There's a song about age in there too, and getting
happier as you get older. For me, that struck me as a very feminist
song, because as a woman I think there's a strong narrative of
Yeah, you can smell that clinging from people a mile away, when
they think that their youth is the key to their happiness, and
artificially preserving it the key to their value. Or whatever. Boy
for me there's nothing like knowing myself. You know, it blows my
mind that I got to be at least 35 before I understood how my
reproductive system worked. I wasn't given the information. It's
kind of insane. Even keeping a menstrual chart. For instance, it's
like, woah, everybody sucks, let's consult my calendar - okay,
that's why! Okay, so let me not put it on the rest of the world.
Let me just sit with this awareness. I am feeling now the pain of
creation, the pain of nature, the pain of the universe which is
real and which women are made to feel more deeply on a daily basis
than men. And that's the blessing and the curse of being female.
Let me step back and understand this system from a broader
perspective and not create personal drama out of it.
And you're a mother now. How does your feminism inform
bringing up a daughter in this world?
So I'm raising this girl in a very genderless - not
hyper-gendered - way. The world is thrusting pink clothes in
my direction and I'm going and dying them all black, which makes
the whole family's clothes grey. Just trying to make herself aware
as a person, as a human, and not being trapped in a box of gender
earlier than need be. And then at three and a half she goes off to
preschool and five seconds later comes home a princess. It's huge!
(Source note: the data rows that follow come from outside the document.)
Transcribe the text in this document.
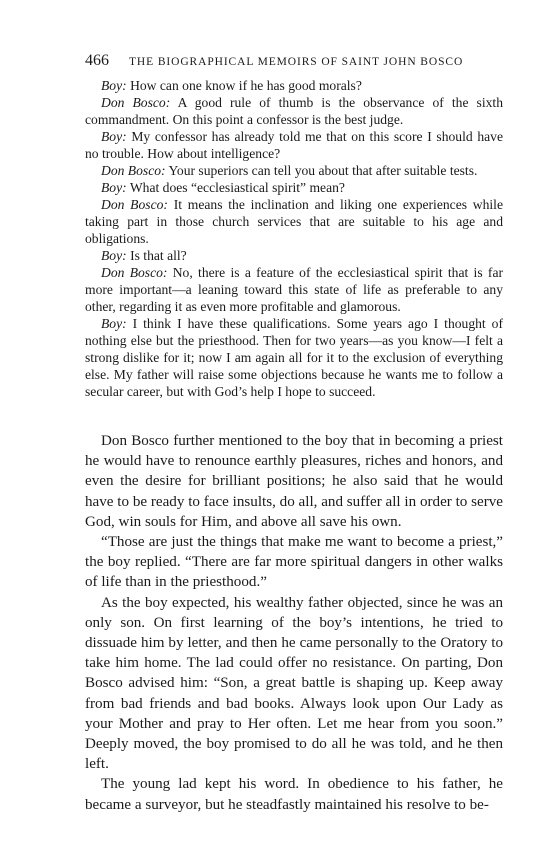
466 THE BIOGRAPHICAL MEMOIRS OF SAINT JOHN BOSCO

Boy: How can one know if he has good morals?

Don Bosco: A good rule of thumb is the observance of the sixth commandment. On this point a confessor is the best judge.

Boy: My confessor has already told me that on this score I should have no trouble. How about intelligence?

Don Bosco: Your superiors can tell you about that after suitable tests.

Boy: What does “ecclesiastical spirit” mean?

Don Bosco: It means the inclination and liking one experiences while taking part in those church services that are suitable to his age and obligations.

Boy: Is that all?

Don Bosco: No, there is a feature of the ecclesiastical spirit that is far more important—a leaning toward this state of life as preferable to any other, regarding it as even more profitable and glamorous.

Boy: I think I have these qualifications. Some years ago I thought of nothing else but the priesthood. Then for two years—as you know—I felt a strong dislike for it; now I am again all for it to the exclusion of everything else. My father will raise some objections because he wants me to follow a secular career, but with God’s help I hope to succeed.

Don Bosco further mentioned to the boy that in becoming a priest he would have to renounce earthly pleasures, riches and honors, and even the desire for brilliant positions; he also said that he would have to be ready to face insults, do all, and suffer all in order to serve God, win souls for Him, and above all save his own.

“Those are just the things that make me want to become a priest,” the boy replied. “There are far more spiritual dangers in other walks of life than in the priesthood.”

As the boy expected, his wealthy father objected, since he was an only son. On first learning of the boy’s intentions, he tried to dissuade him by letter, and then he came personally to the Oratory to take him home. The lad could offer no resistance. On parting, Don Bosco advised him: “Son, a great battle is shaping up. Keep away from bad friends and bad books. Always look upon Our Lady as your Mother and pray to Her often. Let me hear from you soon.” Deeply moved, the boy promised to do all he was told, and he then left.

The young lad kept his word. In obedience to his father, he became a surveyor, but he steadfastly maintained his resolve to be-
It's deep. And it's encouraged by all the commercial forces. But
like anything it's based in a reality. There's a fundamental
difference in the nature of male and female, and that was really
reinforced by my kid. Very early on she was interested in gender -
she talked about it from the age of three, and she's now almost
five. She started with, "So mommy, you're a girl. And daddy is a
boy." And she'll go through her whole preschool class, and she'll
get to her classmates and say, "And Kayla is a girl and Christian
is a boy, but Josephine is both." Yeah, kids know everything they
need to know before it gets socialized out of them. That gender is
important, that it has to do with your essential nature, and that
it is also fluid. That is, I embody male and female, you embody
male and female, and there are different balances, and you can
change and evolve. And it's so interesting to me the way she has
just been very interested in that for years, and never once has she
brought up colour to me. Never once was there a talk of this person
is black and this person is white. I think she's aware as a very
intuitive naturally thinking human that that is not where your
fundamental nature lies. It's cool being a mom!
And what's next?
I'm going to get back on my touring horse this year. I've been
working as little as possible for as long as possible, but I've got
a new record and bills to pay! So more travelling, and
collaborating with some new musicians in New Orleans.
Oh and one more thing I forgot! I'm painting again! When I was
young I used to love to make art, visual art, and it's very nice to
get back in touch with the atrophy side of my creativity.
Touring must be tough with a young
It is hard. For the first three and a half years I brought my
daughter with me on tour. And that was wonderful and strenuous, but
now she's in school so I leave her behind. And that's hard in a
whole new way. I used to joke - but not fully joking - when people
asked me if I wanted kids some day; I'd say "Yeah, I think I'll
make a great dad some day." And now, careful what you wish for,
because that's sort of what I am! I come and go, I'm the
breadwinner of the family. And it's put a distance between me and
my family. And it's hard for her to say goodbye to her mom for a
week or two. And it's been an emotional ride, this coming and
going, for both of us. So it's a balance.